His frustrated growl raised up a notch. “
Do not
put this on yourself, Taryn.”

My mind raced. “How can I not? You’re here trying to do your job. I was the one making headline news wrestling with the cops. It seems like every time I try to make it easier or find my place I end up making it ten times worse somehow.”

I had to hold it together before I completely lost it. “I just want you to be happy, Ryan, without jeopardizing your career. The media is going to rip you . . . I can’t stand it, knowing I caused you pain and humiliation today. You have no idea how sorry I am. I should have stayed out of the way.”

I walked back into the bedroom and grabbed some of my clothes, shoving them back into my suitcase.

“What are you doing?”

“Packing.”

“We don’t leave until the morning.”

I ambled around the room collecting my things, feeling soreness in my bruised knee. I knew if I stopped moving the tears would flow and I really didn’t want to cry in front of him right now.
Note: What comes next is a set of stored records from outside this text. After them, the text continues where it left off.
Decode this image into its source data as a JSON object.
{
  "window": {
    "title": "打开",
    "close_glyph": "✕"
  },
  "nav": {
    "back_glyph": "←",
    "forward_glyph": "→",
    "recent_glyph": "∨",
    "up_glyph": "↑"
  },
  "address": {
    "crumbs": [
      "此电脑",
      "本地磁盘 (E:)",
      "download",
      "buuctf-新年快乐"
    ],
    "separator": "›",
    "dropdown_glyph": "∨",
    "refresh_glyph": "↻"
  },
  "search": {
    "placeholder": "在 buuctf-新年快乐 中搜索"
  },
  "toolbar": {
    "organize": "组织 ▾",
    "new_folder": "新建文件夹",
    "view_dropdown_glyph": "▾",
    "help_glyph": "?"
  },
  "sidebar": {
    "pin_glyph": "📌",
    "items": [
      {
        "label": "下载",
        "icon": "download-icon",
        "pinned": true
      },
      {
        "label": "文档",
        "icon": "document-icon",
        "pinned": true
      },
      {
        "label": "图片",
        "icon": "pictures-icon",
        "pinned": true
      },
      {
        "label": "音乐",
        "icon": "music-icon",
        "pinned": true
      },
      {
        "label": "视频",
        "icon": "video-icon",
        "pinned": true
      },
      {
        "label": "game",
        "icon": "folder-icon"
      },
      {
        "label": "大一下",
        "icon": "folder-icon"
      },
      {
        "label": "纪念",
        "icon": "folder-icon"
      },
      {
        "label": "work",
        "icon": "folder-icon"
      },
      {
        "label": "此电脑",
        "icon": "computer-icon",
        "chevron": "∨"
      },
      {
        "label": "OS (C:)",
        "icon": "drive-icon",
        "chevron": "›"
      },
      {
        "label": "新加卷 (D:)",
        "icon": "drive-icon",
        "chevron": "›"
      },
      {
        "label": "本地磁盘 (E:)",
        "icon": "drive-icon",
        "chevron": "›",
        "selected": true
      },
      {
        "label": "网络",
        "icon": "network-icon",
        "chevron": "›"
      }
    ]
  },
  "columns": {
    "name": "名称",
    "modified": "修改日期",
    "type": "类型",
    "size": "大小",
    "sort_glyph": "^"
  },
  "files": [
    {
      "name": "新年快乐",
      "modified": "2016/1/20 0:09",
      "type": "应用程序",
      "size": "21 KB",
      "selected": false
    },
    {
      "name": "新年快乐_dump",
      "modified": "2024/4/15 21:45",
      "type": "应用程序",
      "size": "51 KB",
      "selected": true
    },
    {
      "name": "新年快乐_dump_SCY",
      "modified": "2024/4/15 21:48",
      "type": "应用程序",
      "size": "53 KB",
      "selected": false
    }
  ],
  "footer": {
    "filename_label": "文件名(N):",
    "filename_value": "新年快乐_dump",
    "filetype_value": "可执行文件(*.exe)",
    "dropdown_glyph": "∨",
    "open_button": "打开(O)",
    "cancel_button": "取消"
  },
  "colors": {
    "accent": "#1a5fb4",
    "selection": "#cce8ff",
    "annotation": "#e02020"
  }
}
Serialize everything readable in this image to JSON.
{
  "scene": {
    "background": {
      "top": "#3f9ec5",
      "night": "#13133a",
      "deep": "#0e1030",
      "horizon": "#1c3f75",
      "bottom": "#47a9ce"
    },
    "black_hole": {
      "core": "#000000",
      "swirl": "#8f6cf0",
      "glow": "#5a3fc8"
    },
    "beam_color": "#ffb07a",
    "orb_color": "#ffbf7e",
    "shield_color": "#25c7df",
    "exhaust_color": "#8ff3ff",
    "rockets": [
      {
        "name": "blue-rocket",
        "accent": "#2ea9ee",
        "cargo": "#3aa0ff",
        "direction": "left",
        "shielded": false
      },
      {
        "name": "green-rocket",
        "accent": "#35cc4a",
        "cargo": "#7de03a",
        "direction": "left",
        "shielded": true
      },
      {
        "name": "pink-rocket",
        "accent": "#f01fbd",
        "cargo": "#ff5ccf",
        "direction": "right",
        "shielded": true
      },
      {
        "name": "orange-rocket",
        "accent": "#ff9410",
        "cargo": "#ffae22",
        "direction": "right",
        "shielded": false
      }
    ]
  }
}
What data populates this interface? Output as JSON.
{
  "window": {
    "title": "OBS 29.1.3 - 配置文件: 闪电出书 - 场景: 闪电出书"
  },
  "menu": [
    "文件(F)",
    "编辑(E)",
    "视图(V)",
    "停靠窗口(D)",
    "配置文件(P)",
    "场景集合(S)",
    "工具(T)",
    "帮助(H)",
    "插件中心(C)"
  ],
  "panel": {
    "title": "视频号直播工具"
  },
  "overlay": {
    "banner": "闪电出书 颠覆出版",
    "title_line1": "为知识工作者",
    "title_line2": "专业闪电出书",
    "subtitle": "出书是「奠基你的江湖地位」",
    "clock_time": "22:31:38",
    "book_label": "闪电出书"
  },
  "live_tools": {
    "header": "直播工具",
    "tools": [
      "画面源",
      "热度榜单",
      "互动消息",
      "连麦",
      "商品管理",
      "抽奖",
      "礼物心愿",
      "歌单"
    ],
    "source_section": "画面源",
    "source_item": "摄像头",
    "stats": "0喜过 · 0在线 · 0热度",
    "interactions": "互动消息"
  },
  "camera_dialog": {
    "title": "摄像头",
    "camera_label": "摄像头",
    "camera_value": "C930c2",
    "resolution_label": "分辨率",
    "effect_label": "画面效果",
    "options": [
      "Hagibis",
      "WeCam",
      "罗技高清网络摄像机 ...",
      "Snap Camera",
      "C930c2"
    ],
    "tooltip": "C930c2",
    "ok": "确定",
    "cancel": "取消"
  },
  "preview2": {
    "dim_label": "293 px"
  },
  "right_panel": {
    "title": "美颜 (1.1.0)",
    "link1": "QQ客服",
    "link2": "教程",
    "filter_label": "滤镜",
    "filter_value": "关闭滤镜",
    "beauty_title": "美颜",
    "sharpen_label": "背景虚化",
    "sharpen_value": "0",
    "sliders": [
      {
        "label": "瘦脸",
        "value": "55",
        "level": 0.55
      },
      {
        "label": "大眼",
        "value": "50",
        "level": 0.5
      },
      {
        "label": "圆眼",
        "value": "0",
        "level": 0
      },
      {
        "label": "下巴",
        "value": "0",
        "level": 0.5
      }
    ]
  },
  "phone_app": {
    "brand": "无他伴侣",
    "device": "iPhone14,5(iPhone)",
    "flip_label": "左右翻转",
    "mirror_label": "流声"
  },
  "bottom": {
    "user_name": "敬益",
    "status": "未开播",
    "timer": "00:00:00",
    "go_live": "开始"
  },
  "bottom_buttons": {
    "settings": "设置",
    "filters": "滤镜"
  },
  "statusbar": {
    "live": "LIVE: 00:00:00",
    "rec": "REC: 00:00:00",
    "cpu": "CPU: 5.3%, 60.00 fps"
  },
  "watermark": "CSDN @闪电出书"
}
“You’ve spent enough time today worrying about me,” I muttered ruefully. “Please just . . . You need to get ready for your premiere.”

His face fell. “Babe, are you hurt somewhere else? You look like you’re limping.”

If I tell him, he’ll blow off the premiere for sure. Well, not because of me, he won’t.
I tried to shove the pain aside. “No.”

Ryan marched over to me, ripped my shoes from my hand, and hurled them across the room.

“Stop fucking packing! “What part of
I’m not going without you
didn’t you understand? You expect me to what, just roll out of here without you so I can come back later to find that you’ve run off?”

I shook my head, adamantly denying his assumption. I doubted France had a big enough rock for me to crawl under.

“You think I don’t know your MO by now? How you willingly martyr yourself for my greater good? Dammit, Taryn. You think all this shit means that much to me? I can’t believe you’d think I’d just leave you here alone after all you’ve been through today.”

He threw a few of his own clothes into his open suitcase. “You wanna go? Fine. Let’s go. We’ll be on the next fucking plane home.”

I set my jacket down. His newfound anger frightened me. “I wasn’t going to leave.”
Well, not that I would ever admit
. “It’s just . . . I feel like shit for bringing this on you. I’m mad, and embarrassed, and frustrated.”